Manchmal habe ich den Eindruck, dass Sie das Problem sehen, dass Ihnen vielleicht in zwei Landtagswahlkämpfen die Themen ausgehen. Sie müssten sich überlegen, für diese zwei Landtagswahlkämpfe wieder einmal Ihr Programm umzuschreiben. Das könnte doch wirklich ein Anlass sein, der Sie so aufregt.

(Beifall bei der FDP und bei Abgeordneten der CDU)

Wenn wir es objektiv betrachten, stellen wir doch fest, dass es tatsächlich so ist, dass nur noch versucht werden kann, dieses politische Thema höchstens bis zu einem Urteil des Bundesverfassungsgerichts aktuell zu halten. Das ist doch die einzige Möglichkeit, die Sie noch haben, die Medien oder die Bürger in irgendeiner Weise mit Angstszenarien in Aufregung zu versetzen. Das ist doch die einzige Möglichkeit.

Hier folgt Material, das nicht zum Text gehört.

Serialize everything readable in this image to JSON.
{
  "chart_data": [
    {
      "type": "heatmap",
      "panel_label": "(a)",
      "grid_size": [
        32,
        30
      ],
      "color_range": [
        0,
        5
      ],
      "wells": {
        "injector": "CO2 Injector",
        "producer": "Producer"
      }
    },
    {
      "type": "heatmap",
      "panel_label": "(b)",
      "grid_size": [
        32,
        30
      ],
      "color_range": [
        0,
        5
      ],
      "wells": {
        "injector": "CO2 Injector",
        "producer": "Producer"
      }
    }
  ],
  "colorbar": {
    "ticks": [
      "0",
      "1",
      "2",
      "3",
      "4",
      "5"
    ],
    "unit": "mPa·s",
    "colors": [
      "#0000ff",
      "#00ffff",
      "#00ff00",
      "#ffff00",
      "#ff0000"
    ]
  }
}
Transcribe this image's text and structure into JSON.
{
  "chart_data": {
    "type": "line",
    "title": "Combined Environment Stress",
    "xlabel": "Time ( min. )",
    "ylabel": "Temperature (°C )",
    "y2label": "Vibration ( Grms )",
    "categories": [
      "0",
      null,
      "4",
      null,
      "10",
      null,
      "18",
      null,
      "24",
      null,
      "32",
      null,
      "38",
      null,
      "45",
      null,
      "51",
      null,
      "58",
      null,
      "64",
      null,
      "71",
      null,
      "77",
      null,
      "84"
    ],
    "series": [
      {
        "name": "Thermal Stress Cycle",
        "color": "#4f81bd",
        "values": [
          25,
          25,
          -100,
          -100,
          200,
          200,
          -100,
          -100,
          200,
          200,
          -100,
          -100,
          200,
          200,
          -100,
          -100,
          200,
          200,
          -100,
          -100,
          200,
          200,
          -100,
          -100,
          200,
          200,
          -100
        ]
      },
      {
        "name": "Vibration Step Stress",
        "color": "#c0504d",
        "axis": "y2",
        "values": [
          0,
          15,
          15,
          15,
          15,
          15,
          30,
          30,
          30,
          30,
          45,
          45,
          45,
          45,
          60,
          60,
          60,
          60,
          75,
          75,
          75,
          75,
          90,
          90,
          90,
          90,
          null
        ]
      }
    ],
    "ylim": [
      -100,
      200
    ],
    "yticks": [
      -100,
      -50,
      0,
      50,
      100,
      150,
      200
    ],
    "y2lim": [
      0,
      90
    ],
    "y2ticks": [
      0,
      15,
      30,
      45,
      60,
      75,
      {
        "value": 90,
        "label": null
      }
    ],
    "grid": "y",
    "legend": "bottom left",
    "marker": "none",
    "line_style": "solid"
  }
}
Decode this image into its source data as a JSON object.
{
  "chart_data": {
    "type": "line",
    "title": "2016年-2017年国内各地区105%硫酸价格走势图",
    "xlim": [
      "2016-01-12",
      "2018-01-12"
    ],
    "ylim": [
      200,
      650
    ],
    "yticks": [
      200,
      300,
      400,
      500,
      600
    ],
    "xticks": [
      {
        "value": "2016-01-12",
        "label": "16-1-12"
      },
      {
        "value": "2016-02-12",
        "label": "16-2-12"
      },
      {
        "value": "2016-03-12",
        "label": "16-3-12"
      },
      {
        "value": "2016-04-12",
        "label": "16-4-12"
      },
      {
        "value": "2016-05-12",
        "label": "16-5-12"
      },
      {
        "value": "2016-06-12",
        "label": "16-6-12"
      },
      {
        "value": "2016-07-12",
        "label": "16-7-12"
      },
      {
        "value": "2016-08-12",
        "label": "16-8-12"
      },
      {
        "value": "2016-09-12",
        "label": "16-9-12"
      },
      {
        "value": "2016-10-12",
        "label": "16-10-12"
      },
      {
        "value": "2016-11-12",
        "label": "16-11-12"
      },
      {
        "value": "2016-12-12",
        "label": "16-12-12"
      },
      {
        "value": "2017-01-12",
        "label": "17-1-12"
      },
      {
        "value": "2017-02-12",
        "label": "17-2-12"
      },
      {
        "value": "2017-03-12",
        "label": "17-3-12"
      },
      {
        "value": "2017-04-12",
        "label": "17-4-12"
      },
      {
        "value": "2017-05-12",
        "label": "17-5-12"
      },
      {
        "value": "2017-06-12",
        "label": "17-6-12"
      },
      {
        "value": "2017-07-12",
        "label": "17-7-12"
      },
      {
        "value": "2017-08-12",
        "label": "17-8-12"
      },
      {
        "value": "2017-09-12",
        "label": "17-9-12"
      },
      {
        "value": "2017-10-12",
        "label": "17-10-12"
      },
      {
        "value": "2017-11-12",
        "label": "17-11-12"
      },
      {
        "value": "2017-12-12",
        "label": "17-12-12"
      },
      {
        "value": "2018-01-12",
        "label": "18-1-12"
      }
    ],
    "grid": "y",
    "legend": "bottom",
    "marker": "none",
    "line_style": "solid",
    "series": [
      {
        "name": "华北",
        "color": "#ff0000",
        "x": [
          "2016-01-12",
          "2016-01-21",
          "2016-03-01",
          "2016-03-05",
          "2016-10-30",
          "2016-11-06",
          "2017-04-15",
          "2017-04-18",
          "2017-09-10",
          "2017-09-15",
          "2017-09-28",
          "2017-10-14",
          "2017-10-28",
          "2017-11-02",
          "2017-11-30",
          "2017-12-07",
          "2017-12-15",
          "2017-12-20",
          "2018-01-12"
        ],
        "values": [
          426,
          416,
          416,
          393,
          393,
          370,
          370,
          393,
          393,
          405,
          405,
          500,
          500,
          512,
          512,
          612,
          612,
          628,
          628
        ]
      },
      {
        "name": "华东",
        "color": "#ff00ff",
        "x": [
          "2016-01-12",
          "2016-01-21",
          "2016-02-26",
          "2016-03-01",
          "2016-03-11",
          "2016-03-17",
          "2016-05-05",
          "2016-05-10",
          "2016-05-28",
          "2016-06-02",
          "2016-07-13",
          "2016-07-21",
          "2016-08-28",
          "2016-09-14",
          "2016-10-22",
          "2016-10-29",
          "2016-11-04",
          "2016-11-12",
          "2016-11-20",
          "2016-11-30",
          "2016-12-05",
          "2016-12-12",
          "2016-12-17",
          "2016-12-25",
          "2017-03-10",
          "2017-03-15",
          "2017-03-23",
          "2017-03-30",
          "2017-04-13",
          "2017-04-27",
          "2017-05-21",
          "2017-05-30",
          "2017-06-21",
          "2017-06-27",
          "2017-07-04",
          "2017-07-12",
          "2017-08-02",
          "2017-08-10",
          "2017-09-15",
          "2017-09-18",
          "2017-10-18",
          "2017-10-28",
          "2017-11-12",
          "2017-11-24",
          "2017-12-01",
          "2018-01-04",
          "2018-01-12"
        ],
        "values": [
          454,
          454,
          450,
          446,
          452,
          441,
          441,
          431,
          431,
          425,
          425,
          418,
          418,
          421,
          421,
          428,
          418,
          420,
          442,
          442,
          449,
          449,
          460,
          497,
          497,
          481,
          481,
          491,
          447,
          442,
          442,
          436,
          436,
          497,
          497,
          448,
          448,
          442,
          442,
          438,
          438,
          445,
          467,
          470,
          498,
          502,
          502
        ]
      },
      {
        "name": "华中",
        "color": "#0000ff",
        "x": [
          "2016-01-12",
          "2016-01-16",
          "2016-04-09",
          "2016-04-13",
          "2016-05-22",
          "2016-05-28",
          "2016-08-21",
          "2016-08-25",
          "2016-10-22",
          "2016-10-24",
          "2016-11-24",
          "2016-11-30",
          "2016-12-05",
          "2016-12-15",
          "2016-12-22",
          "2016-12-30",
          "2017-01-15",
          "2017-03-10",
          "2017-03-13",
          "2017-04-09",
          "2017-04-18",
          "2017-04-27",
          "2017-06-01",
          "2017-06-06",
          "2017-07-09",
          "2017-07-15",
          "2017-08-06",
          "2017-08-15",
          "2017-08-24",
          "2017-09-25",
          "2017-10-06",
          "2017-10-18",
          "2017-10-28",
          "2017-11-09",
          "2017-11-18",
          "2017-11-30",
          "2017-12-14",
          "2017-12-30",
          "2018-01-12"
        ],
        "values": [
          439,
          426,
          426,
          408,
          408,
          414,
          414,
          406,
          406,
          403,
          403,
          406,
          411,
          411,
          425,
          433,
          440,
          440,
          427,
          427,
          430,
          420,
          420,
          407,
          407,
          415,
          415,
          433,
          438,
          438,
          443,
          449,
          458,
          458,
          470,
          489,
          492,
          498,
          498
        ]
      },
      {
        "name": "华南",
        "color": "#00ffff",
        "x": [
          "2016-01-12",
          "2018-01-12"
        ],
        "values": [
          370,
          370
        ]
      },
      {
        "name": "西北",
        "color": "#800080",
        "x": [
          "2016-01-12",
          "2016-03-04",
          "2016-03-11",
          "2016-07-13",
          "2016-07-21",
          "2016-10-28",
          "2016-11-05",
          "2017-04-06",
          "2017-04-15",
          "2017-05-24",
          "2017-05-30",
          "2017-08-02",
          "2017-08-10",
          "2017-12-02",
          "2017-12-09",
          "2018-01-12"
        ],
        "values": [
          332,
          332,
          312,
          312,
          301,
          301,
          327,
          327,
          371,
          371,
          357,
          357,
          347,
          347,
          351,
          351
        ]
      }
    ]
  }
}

Frau Hammann, Sie haben doch immer wieder gesagt, wenn die Nutzung der Atomenergie weiterlaufen sollte, dann würden die Kohlekraftwerke nicht gebaut werden. Wir wissen, dass Sie gesagt haben, die wären dann nicht wirtschaftlich; dann würden gewisse Kohlekraftwerke nicht mehr gebaut werden.

Es ist doch ganz klar: Die Nutzung der Atomenergie ist doch CO2-arm. Das sage ich jetzt einmal so. Wenn man den gesamten Herstellungsprozess in Betracht zieht, könnte man auch dazu noch etwas argumentieren.